I turned on the stove, placed the pan on the flame and poured oil into the pan. My hand slipped and I poured even more oil into the pan. Once the oil was hot, I added the chopped onions to it. Then some salt, and then kept stirring for what seemed like an eternity. The heavenly smell of frying onions made up for the mundane nature of the task. As the onions finally showed signs of turning golden brown, I added the crushed garlic and there was some seriously sexy sizzling. I added the mushrooms, the spring onions and the chopped mint. I stirred some more and added the chicken. Almost everything was in the pan now and I thought that I could have easily made scrambled eggs and toast or popcorn or just about anything that did not take so bloody long. I stirred some more and hoped that the stirring was toning my arms. I was really hot and there was sweat crawling down my back. There was certainly no joy in my cooking. I poked at the vegetables again and added the poor excuse for tomato puree into the pan. I breathed a sigh of relief and thought that maybe now I could wrap this show and get something to eat. I put on water to boil (again), and added a lot of pasta and a lot of salt to it. I kept checking on it to make sure it did not overcook because no one likes boiled mush. I kept sampling it till the pasta was finally boiled to a perfect softness. I did not have a strainer so I drained off the water as cavemen drained their pastas.

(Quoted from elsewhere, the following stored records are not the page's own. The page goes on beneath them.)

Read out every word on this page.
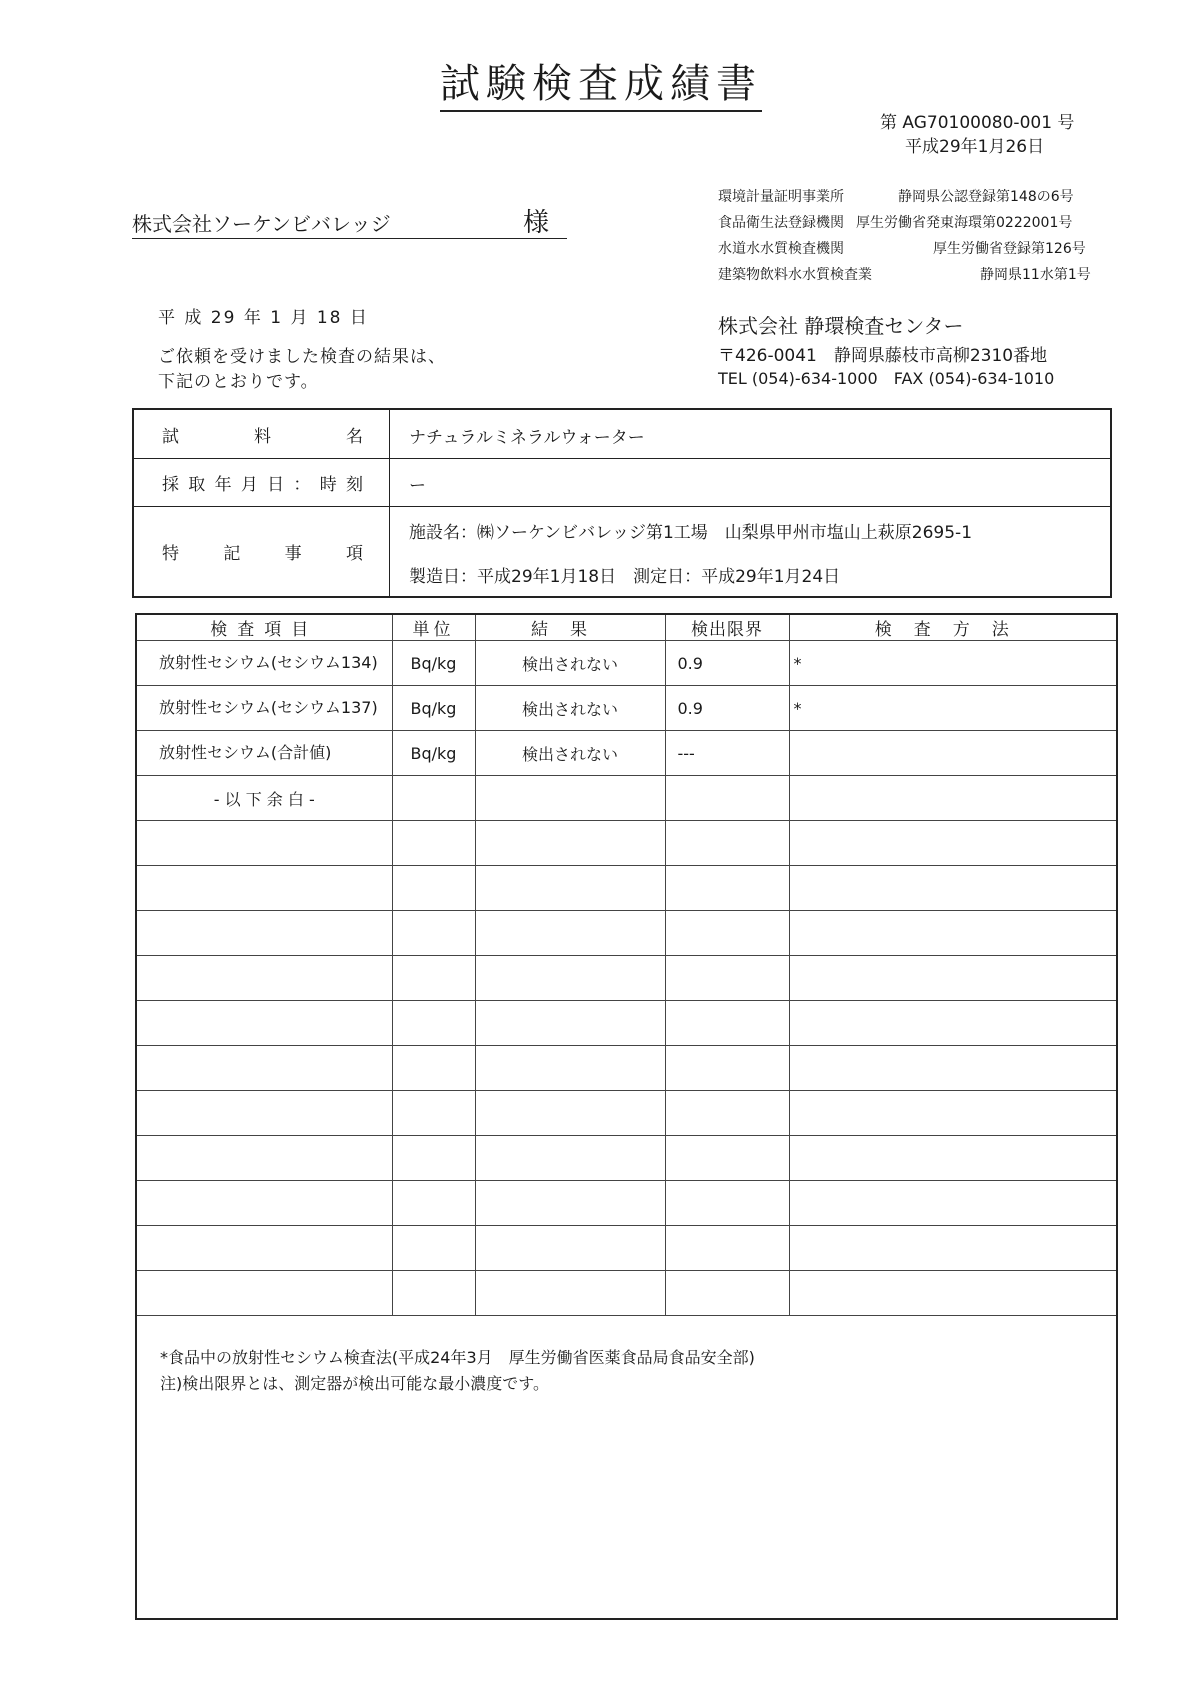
試験検査成績書
第 AG70100080-001 号
平成29年1月26日
株式会社ソーケンビバレッジ	様
環境計量証明事業所	静岡県公認登録第148の6号
食品衛生法登録機関 厚生労働省発東海環第0222001号
水道水水質検査機関	厚生労働省登録第126号
建築物飲料水水質検査業	静岡県11水第1号
平 成 29 年 1 月 18 日
ご依頼を受けました検査の結果は、
下記のとおりです。
株式会社 静環検査センター
〒426-0041　静岡県藤枝市高柳2310番地
TEL (054)-634-1000　FAX (054)-634-1010
試料名	ナチュラルミネラルウォーター
採取年月日：時刻	ー
特記事項
施設名：㈱ソーケンビバレッジ第1工場　山梨県甲州市塩山上萩原2695-1
製造日：平成29年1月18日　測定日：平成29年1月24日
検査項目	単位	結果	検出限界	検査方法
放射性セシウム(セシウム134)	Bq/kg	検出されない	0.9	*
放射性セシウム(セシウム137)	Bq/kg	検出されない	0.9	*
放射性セシウム(合計値)	Bq/kg	検出されない	---	
- 以 下 余 白 -				

*食品中の放射性セシウム検査法(平成24年3月　厚生労働省医薬食品局食品安全部)
注)検出限界とは、測定器が検出可能な最小濃度です。
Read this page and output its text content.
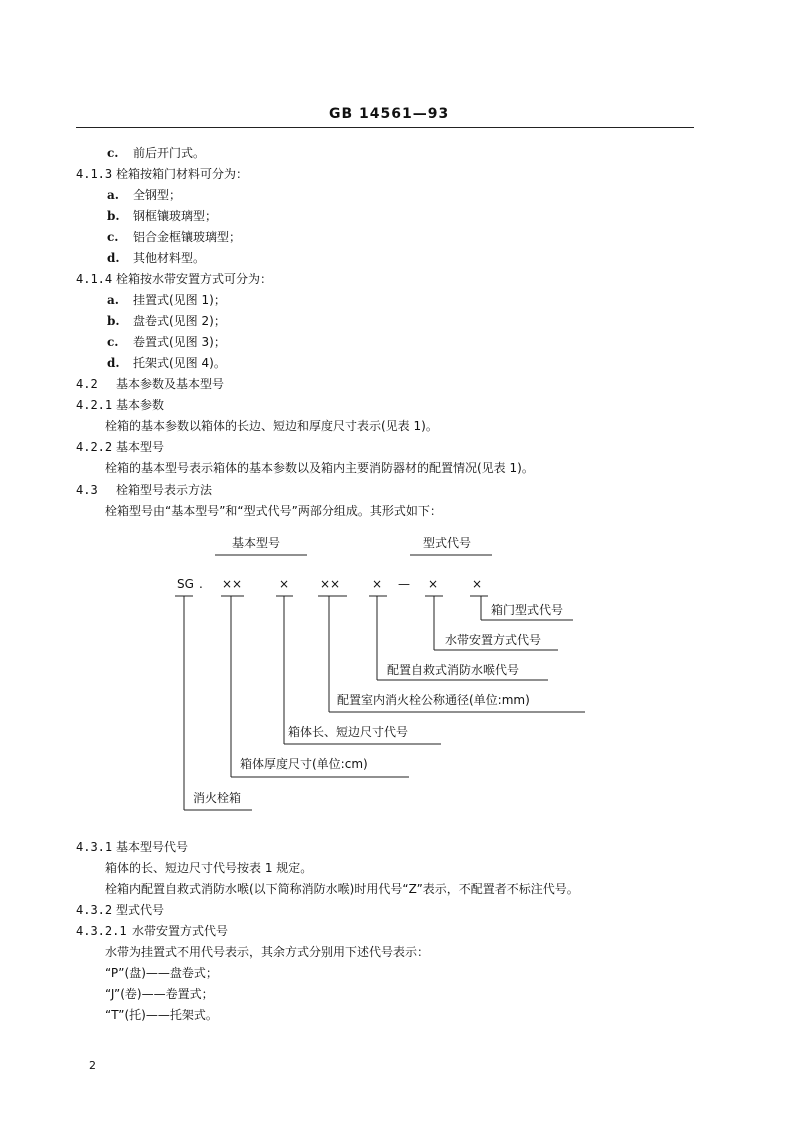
GB 14561—93
c. 前后开门式。
4.1.3 栓箱按箱门材料可分为：
a. 全钢型；
b. 钢框镶玻璃型；
c. 铝合金框镶玻璃型；
d. 其他材料型。
4.1.4 栓箱按水带安置方式可分为：
a. 挂置式(见图 1)；
b. 盘卷式(见图 2)；
c. 卷置式(见图 3)；
d. 托架式(见图 4)。
4.2 基本参数及基本型号
4.2.1 基本参数
栓箱的基本参数以箱体的长边、短边和厚度尺寸表示(见表 1)。
4.2.2 基本型号
栓箱的基本型号表示箱体的基本参数以及箱内主要消防器材的配置情况(见表 1)。
4.3 栓箱型号表示方法
栓箱型号由“基本型号”和“型式代号”两部分组成。其形式如下：
基本型号	型式代号
SG . ××	×	××	× — ×	×
箱门型式代号
水带安置方式代号
配置自救式消防水喉代号
配置室内消火栓公称通径(单位:mm)
箱体长、短边尺寸代号
箱体厚度尺寸(单位:cm)
消火栓箱
4.3.1 基本型号代号
箱体的长、短边尺寸代号按表 1 规定。
栓箱内配置自救式消防水喉(以下简称消防水喉)时用代号“Z”表示，不配置者不标注代号。
4.3.2 型式代号
4.3.2.1 水带安置方式代号
水带为挂置式不用代号表示，其余方式分别用下述代号表示：
“P”(盘)——盘卷式；
“J”(卷)——卷置式；
“T”(托)——托架式。
2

I was exhausted and smelling of garlic but there was finally food to be had. Even if it was of doubtful taste, at least it was hot and fresh. I heaped pasta on my plate and added my “sauce” to it. Just as I was carrying my dinner out to the dining table, I saw a flash of red out of the corner of my eye. It was the carrot and I had forgotten to put in my sauce. I hate carrots (it’s nothing personal) but decided to eat this one by dipping it in my sauce. My sauce was good. The mint and garlic gave it a very unique flavor and I decided I liked it.
After cooking for an hour and a half, I sat down to eat. I cleaned the the plate within ten minutes. The joy of eating.